The present study's objective was to employ latent construct analysis to discern CEA and PO constructs and utilize structural equation modeling to elucidate potential pathways bridging CEA, mentalizing, and PO. Drawing upon prior studies (18, 30, 32, 53), we postulated that CEA would correlate with heightened challenges in mentalizing, typified by confusion regarding mental states. Further, based on initial observations (9), we anticipated a link between CEA and increased PO challenges. Given the dearth of preceding research focusing on mentalizing and PO, we refrained from asserting a definitive hypothesis. However, relying on past findings that pinpoint mentalizing difficulties as being associated with pronounced identity diffusion (17, 18), we cautiously hypothesized a connection between mentalizing challenges and increased problems of PO Moreover, though no earlier studies have examined pathways involving CEA, mentalizing, and PO, insights from prior findings (18)—which suggest mentalizing as a mediator between CEA and identity diffusion—led us to tentatively propose that mentalizing would act as a partial mediator in the relationship between CEA and PO. Recognizing the multi-faceted nature of PO, we did not anticipate complete mediation by mentalizing, postulating that CEA might influence PO dimensions through channels distinct from mentalizing.

2 Methodology

2.1 Participants and procedure

The study included a sample of 193 adolescents ranging in age from 12 to 17 years, with a mean age of 14.89 years (SD = 1.47). The gender distribution revealed a majority of girls (68.50%; n = 132) and a minority of boys (31.50%; n = 61); none of the participants identified as intersex. In terms of ethnicity, the majority of participants were White (92.80%). Smaller proportions identified as Black (2.44%), Asian (1.46%), Hispanic (0.70%), Native American (0.52%), and other ethnicities (2.28%). Recruitment took place at local high schools. Eligibility for the study was based on age, requiring participants to be between 12 and 17 years. Those with intellectual disabilities were excluded from participation.

2.2 Measures

2.2.1 Emotional maltreatment

Childhood maltreatment was assessed using the Childhood Experience of Care and Abuse Questionnaire (CECA.Q) (56). This self-report measure evaluates various dimensions of childhood maltreatment perpetrated by caregivers, encompassing neglect, antipathy, psychological abuse, role reversal, physical abuse, and sexual abuse. A latent factor for emotional maltreatment was derived from the neglect (16 items; α = 0.87), psychological abuse (34 items; α = 0.88), and antipathy (16 items; α = 0.91) subscales. Items are scored on a five-point Likert scale, ranging from 0 (never) to 4 (often), for each caregiver, with higher scores indicating a more severe maltreatment history. The CECA.Q exhibits robust psychometric properties, including convergent and construct validity and test-retest reliability (>0.70). Its sound psychometric properties have been confirmed in both clinical (57) and community samples (56).

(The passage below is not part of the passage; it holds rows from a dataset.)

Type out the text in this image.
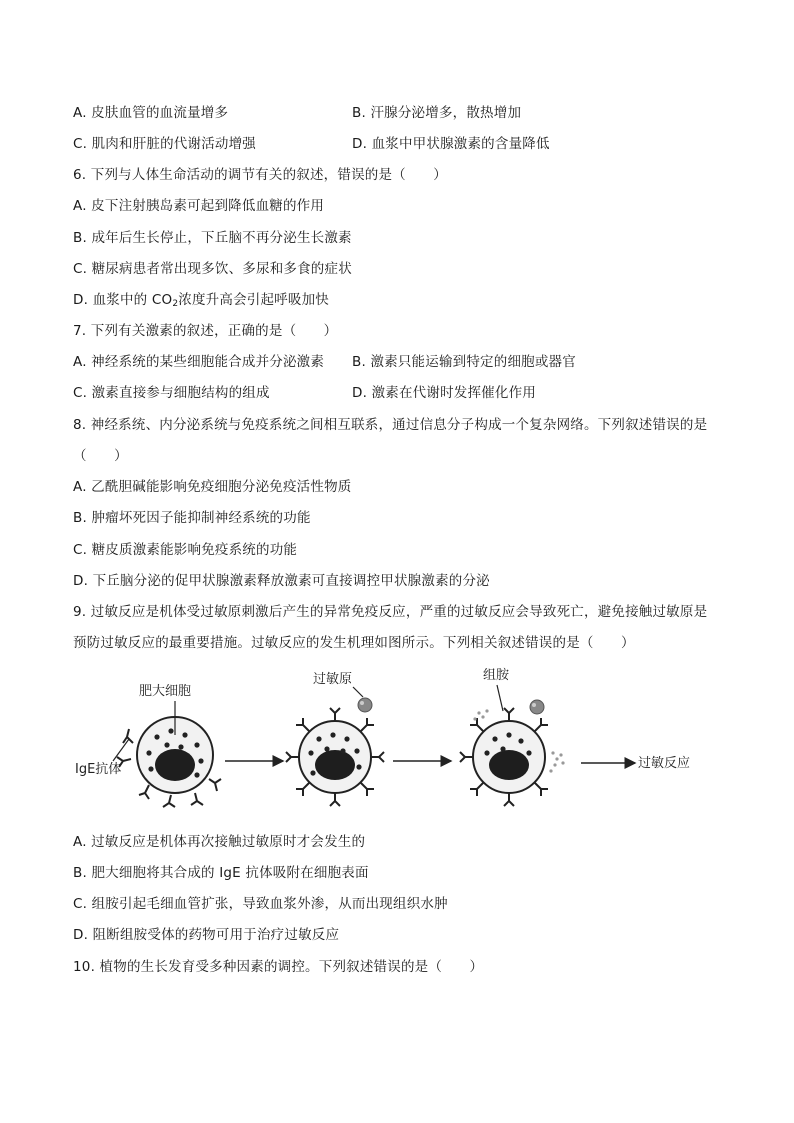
A. 皮肤血管的血流量增多	B. 汗腺分泌增多，散热增加
C. 肌肉和肝脏的代谢活动增强	D. 血浆中甲状腺激素的含量降低
6. 下列与人体生命活动的调节有关的叙述，错误的是（　　）
A. 皮下注射胰岛素可起到降低血糖的作用
B. 成年后生长停止，下丘脑不再分泌生长激素
C. 糖尿病患者常出现多饮、多尿和多食的症状
D. 血浆中的 $CO_2$浓度升高会引起呼吸加快
7. 下列有关激素的叙述，正确的是（　　）
A. 神经系统的某些细胞能合成并分泌激素 B. 激素只能运输到特定的细胞或器官
C. 激素直接参与细胞结构的组成	D. 激素在代谢时发挥催化作用
8. 神经系统、内分泌系统与免疫系统之间相互联系，通过信息分子构成一个复杂网络。下列叙述错误的是
（　　）
A. 乙酰胆碱能影响免疫细胞分泌免疫活性物质
B. 肿瘤坏死因子能抑制神经系统的功能
C. 糖皮质激素能影响免疫系统的功能
D. 下丘脑分泌的促甲状腺激素释放激素可直接调控甲状腺激素的分泌
9. 过敏反应是机体受过敏原刺激后产生的异常免疫反应，严重的过敏反应会导致死亡，避免接触过敏原是
预防过敏反应的最重要措施。过敏反应的发生机理如图所示。下列相关叙述错误的是（　　）
肥大细胞
IgE抗体
过敏原	组胺
过敏反应
A. 过敏反应是机体再次接触过敏原时才会发生的
B. 肥大细胞将其合成的 IgE 抗体吸附在细胞表面
C. 组胺引起毛细血管扩张，导致血浆外渗，从而出现组织水肿
D. 阻断组胺受体的药物可用于治疗过敏反应
10. 植物的生长发育受多种因素的调控。下列叙述错误的是（　　）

2.2.2 Personality organization

The Inventory for Personality Organization in Adolescents (IPO-A) (46) is an adolescent-adapted self-report tool crafted to assess PO following the structural model of personality (44). The questionnaire gauges five dimensions of PO: stability of self and other perceptions (11 items; α = 0.84), instability of objectives (5 items; α = 0.75), aggressiveness (11 items; α = 0.87), reality testing (6 items; α = 0.88), and moral values (9 items; α = 0.79). Items are scored on a 5-point Likert scale from 1 (never true) to 5 (always true), where higher scores indicate greater personality pathology. The French adaptation of the IPO-A has been validated in a community cohort of adolescents and young adults (46).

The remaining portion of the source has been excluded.